Again Polk sighed. “There’s nobody out there. Everyone’s gone. It’s just you and me.”

“Move!”

Polk was right. The place was empty.

“Okay,” Michael said. He allowed himself to relax a fraction. There might be fifty Hammers holed up in a room he hadn’t spotted, but there were limits to what he could do on his own. “Let’s go sit down. No, not your desk-there.” He pointed to one of the armchairs. “And keep your hands where I can see them.”

“Fine, but first some coffee?”

“Yes, please,” Michael said, struck by the sheer absurdity of it all. Coffee and small talk with a power-crazed lunatic. It was beyond absurd. “You know why I’m here, don’t you?” he asked as Polk placed two steaming mugs on the table and sat down.

“Of course,” Polk replied. “You want to kill me.”

“I do, and I will. I wanted to look you in the face first.”

“Well, we’ll see.” Polk paused, a thoughtful look on his face. “I had it all, you know,” he went on, “the chief councillorship, my councillors where I wanted them, you Feds on the ropes.” He stopped and shook his head. “You know,” he said a moment later, “I’ve never met anyone quite as stupid as that Ferrero woman. Did she ever stop to think what she was doing, what she was risking?”

“I don’t think she did.”

“No, she didn’t. We were only months away from getting our new antimatter plant. Nothing could have stopped the Hammer of Kraa. I was going to be humanspace’s first emperor, you know. I got so close … and then you came along.” Polk’s face, which had been animated up to then, soured into a bitter scowl.

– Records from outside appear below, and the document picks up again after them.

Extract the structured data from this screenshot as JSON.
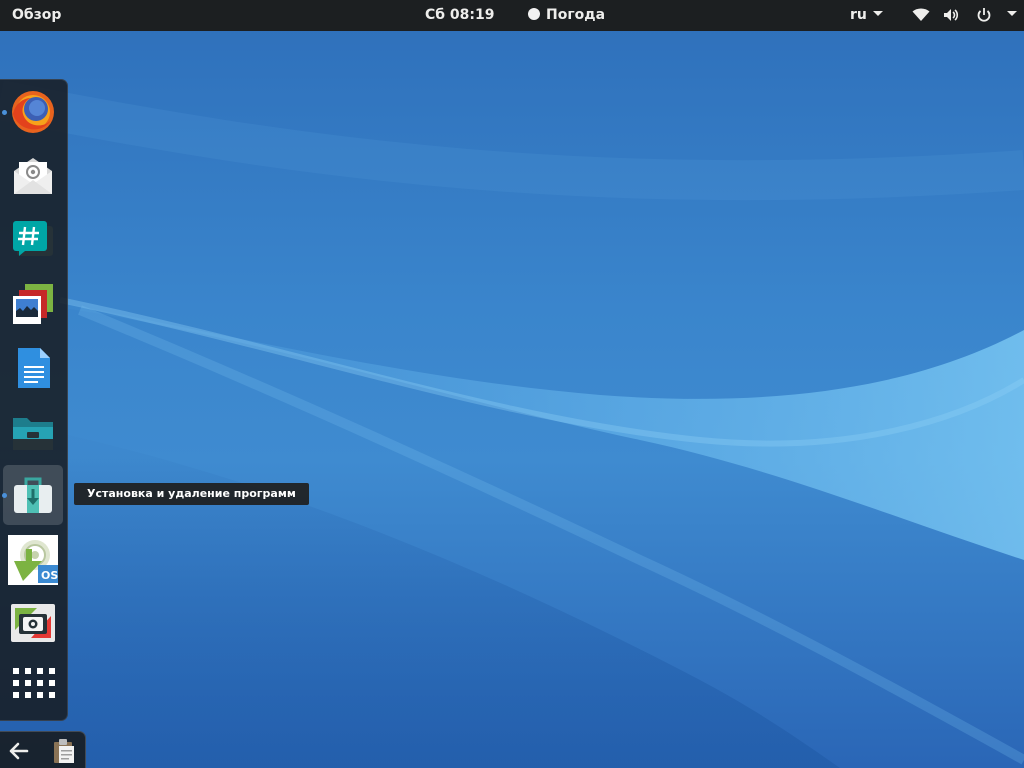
{
  "top_bar": {
    "activities_label": "Обзор",
    "clock": "Сб 08:19",
    "weather_label": "Погода",
    "keyboard_layout": "ru",
    "status_icons": [
      "wifi-icon",
      "volume-icon",
      "power-icon"
    ]
  },
  "dock": {
    "items": [
      {
        "icon": "firefox-icon",
        "running": true
      },
      {
        "icon": "mail-icon",
        "running": false
      },
      {
        "icon": "hexchat-icon",
        "running": false
      },
      {
        "icon": "image-viewer-icon",
        "running": false
      },
      {
        "icon": "text-document-icon",
        "running": false
      },
      {
        "icon": "file-manager-icon",
        "running": false
      },
      {
        "icon": "software-install-icon",
        "running": true
      },
      {
        "icon": "os-installer-icon",
        "running": false
      },
      {
        "icon": "camera-icon",
        "running": false
      },
      {
        "icon": "app-grid-icon",
        "running": false
      }
    ]
  },
  "tooltip": {
    "text": "Установка и удаление программ"
  },
  "bottom_tray": {
    "icons": [
      "back-arrow-icon",
      "clipboard-icon"
    ]
  },
  "colors": {
    "top_bar_bg": "#1c1f21",
    "wallpaper_blue": "#3a85cc",
    "dock_bg": "#181e24",
    "running_indicator": "#4a90d9"
  }
}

“You give me too much credit.”

Polk shook his head. “No, I don’t think so. You were the catalyst. Without you, the Feds and the NRA would have screwed around until it was too late. You made things happen. That’s your genius.” He stopped, a faraway look in his eyes. “I would have destroyed the Federated Worlds, you know. I’d already given the orders. The operation was scheduled for December. Did you know that?” Polk’s eyes glittered. He had a half smile on his face; his tongue flickered across thin, bloodless lips. “The Hammer fleet would have reduced your planets to smoking wastelands.”

For the first time, Michael saw the evil in the man. It was a terrifying sight. With sudden certainty, he knew he would not live to see Anna again. Polk’s depraved soul would never allow it.

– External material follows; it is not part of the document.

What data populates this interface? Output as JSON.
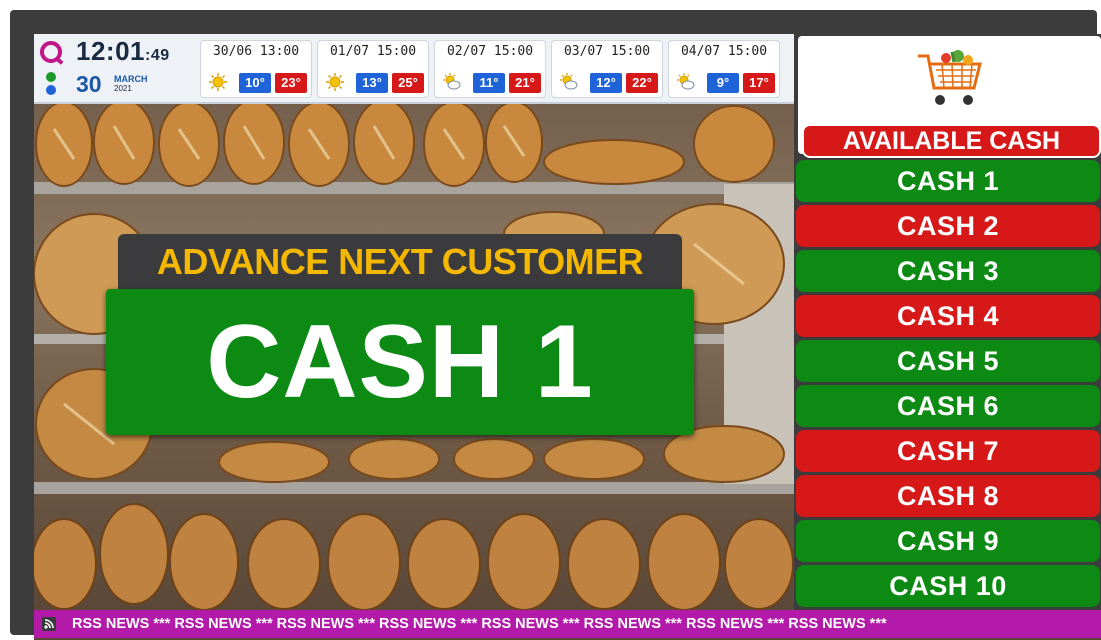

“I’d have enjoyed that,” Polk went on. He shrugged as if the destruction of an entire system and the deaths of millions were matters of no great import. “I hate you Feds. I always have.”

“You’re mad.”

Polk laughed. “Looks that way, doesn’t it?” he said. “But I’m not. After we’d dealt with the Federated Worlds, how much of a fight do you think the rest of humanspace would have put up? I’ll tell you: none. They’d be on their knees begging for mercy, which I, Emperor Jeremiah the First, would of course have been happy to grant.”